In an interview with financialobserver, chief executive Nick Capp, who has previously worked in strategy and consulting roles at Telstra and PwC, said the platform would give advice clients the ability to build a more diversified portfolio without having to sacrifice liquidity.

“Being in the capital markets for a long time I saw that there was never a marketplace for unlisted assets – everyone has always relied on informal closed networks to try and transact,” Capp said.

“We see this as an opportunity to give investors that liquidity, so if there is a need to get out of an asset quickly, they have an option outside ringing around their friends or some other financial planners.”

While options such as listed investment companies and the ASX’s mFund service had already begun to make the managed fund space more liquid, he said would provide additional advantages, such as being able to transact units in funds that were oversubscribed and being able to access securities in unlisted companies.

“We got the idea from some comparable platforms in the United States which traded securities from employee share schemes without having to wait until the company had an IPO,” he said.

“In that case it’s a chance for investors to get a position in something they’ve never had access to before.”

The group was working with local advisers to become intermediary members of the platform so they could trade on their clients’ behalf and it had received positive feedback from the industry, he said.

“An adviser might get a new client and there is typically a bit of churn as they go into and out of different assets, depending on what the new adviser recommends, and within those old investments there is always going to be a component of unlisted assets which are typically illiquid,” he said.

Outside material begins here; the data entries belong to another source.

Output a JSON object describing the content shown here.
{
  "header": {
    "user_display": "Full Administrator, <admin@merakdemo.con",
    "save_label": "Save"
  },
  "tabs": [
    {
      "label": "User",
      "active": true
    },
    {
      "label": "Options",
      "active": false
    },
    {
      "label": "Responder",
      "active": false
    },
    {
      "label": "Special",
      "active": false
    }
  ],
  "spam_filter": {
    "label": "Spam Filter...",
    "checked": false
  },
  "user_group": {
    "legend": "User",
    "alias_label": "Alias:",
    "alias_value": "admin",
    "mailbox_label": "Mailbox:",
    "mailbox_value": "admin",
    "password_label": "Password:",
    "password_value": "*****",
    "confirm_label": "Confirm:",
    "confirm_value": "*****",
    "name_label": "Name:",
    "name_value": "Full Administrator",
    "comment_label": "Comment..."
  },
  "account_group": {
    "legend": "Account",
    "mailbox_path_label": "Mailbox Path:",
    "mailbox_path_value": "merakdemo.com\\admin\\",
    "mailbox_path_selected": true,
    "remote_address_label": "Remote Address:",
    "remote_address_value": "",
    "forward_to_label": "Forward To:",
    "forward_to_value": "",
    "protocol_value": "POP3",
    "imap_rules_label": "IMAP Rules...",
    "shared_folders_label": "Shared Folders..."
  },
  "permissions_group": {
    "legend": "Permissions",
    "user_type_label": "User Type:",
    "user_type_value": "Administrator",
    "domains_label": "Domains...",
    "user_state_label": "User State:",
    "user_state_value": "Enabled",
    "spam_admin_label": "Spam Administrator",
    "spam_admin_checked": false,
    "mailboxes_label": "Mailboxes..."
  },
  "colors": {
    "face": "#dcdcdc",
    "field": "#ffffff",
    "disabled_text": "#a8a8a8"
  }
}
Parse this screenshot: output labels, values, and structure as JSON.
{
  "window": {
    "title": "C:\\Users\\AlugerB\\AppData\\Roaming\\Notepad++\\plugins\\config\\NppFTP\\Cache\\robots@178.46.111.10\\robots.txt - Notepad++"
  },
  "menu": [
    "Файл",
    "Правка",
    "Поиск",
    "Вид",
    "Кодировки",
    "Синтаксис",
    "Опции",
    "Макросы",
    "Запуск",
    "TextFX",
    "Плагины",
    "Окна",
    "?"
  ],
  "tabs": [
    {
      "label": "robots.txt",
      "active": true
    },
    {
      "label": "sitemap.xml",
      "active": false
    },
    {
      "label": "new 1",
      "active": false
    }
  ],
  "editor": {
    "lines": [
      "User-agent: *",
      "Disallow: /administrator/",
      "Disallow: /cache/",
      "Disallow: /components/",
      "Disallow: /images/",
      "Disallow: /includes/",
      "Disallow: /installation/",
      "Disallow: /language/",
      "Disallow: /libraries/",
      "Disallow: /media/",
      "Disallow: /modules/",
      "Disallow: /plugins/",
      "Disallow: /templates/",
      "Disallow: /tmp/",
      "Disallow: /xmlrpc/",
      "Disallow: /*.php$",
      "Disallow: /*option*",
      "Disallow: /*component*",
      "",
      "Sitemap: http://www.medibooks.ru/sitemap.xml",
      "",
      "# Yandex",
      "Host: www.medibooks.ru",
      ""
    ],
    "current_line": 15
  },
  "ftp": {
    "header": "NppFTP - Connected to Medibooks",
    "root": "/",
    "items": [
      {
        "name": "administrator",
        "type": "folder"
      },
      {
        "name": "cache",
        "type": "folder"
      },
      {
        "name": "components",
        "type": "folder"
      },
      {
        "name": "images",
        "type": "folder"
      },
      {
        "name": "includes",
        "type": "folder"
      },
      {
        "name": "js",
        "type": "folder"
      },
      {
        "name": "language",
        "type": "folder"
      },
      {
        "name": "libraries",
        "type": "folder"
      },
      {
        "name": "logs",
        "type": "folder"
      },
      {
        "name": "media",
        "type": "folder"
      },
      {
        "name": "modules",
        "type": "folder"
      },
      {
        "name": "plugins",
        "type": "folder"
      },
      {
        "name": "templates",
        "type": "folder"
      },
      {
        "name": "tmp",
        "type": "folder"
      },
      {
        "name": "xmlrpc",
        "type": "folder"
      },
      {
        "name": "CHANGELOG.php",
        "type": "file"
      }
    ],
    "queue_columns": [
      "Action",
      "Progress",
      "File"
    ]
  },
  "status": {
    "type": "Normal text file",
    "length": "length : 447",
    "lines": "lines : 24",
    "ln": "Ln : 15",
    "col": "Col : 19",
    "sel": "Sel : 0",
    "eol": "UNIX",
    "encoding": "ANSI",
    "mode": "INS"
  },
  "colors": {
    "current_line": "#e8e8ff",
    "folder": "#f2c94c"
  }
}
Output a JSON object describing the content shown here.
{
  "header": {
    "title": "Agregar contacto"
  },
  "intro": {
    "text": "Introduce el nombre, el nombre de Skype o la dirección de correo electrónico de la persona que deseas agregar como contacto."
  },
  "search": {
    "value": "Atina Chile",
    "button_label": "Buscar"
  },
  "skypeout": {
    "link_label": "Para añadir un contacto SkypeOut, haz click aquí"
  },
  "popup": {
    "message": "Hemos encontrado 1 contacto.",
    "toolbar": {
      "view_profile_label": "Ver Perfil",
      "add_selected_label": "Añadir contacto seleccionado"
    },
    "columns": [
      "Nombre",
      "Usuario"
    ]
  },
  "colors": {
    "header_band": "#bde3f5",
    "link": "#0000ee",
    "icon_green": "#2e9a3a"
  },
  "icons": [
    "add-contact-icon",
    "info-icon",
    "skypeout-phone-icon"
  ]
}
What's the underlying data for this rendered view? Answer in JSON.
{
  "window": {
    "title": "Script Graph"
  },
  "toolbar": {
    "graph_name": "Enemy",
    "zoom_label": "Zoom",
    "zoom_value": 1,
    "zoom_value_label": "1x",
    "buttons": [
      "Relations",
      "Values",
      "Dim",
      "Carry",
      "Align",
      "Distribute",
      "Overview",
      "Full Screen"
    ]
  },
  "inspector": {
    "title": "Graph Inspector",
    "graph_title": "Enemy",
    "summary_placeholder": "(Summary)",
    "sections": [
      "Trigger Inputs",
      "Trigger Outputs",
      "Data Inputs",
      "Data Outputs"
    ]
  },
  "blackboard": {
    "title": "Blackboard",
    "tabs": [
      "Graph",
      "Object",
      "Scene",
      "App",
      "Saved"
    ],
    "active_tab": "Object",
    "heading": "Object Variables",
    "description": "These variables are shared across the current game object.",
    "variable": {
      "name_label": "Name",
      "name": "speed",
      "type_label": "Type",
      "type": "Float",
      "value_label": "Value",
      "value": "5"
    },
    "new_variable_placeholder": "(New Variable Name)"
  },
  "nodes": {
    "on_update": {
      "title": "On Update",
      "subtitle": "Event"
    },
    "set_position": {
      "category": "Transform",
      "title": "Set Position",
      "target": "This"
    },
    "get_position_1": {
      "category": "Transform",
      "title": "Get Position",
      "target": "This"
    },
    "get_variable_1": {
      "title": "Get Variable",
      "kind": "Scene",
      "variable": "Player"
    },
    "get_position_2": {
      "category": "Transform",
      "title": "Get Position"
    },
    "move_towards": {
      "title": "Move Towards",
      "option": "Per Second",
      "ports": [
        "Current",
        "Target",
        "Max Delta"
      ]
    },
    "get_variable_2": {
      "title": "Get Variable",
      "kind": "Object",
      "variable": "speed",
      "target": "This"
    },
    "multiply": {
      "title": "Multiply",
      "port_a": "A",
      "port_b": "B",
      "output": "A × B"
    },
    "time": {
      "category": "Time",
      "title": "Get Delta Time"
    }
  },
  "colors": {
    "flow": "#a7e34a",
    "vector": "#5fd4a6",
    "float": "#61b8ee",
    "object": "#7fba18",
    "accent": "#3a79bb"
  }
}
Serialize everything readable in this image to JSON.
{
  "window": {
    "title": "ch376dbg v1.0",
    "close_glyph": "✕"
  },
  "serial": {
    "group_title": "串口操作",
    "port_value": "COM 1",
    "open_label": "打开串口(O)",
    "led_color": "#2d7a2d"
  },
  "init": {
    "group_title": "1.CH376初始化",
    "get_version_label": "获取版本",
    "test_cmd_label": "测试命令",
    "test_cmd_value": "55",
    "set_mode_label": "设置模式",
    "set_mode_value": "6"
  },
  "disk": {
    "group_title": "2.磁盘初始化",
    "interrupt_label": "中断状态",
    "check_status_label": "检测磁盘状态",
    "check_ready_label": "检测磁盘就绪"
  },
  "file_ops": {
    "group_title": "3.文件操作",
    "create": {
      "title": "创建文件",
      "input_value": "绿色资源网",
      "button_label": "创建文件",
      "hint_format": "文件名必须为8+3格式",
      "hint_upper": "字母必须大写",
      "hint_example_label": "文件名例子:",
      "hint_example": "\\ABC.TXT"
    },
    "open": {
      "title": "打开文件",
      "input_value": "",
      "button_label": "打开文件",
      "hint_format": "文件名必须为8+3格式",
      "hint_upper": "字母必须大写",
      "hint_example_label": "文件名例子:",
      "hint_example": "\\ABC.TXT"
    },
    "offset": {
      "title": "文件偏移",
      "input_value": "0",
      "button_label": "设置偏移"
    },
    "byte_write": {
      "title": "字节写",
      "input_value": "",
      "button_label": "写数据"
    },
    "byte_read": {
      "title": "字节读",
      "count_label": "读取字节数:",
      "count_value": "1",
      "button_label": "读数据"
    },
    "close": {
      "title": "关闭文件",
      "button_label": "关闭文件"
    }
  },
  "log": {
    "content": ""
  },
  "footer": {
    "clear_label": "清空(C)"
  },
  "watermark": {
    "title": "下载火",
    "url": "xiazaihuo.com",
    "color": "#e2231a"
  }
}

“Advisers are saying it’s a great marketplace to handle those illiquid assets, which otherwise would sit on the books forever.”

In addition to the local retail market, the group was also looking at partnering with financial institutions further afield, he said.

“We’ve had a lot of interest out of North America and are also engaging Hong Kong and Singapore intermediaries to try and build that as fast as we can,” he said.

“We’ve also set up an alliance with a peer-to-peer lending group in Chile – they have a lot of high net worth investors who might be able to provide some interesting new assets for Australian investors to look at.”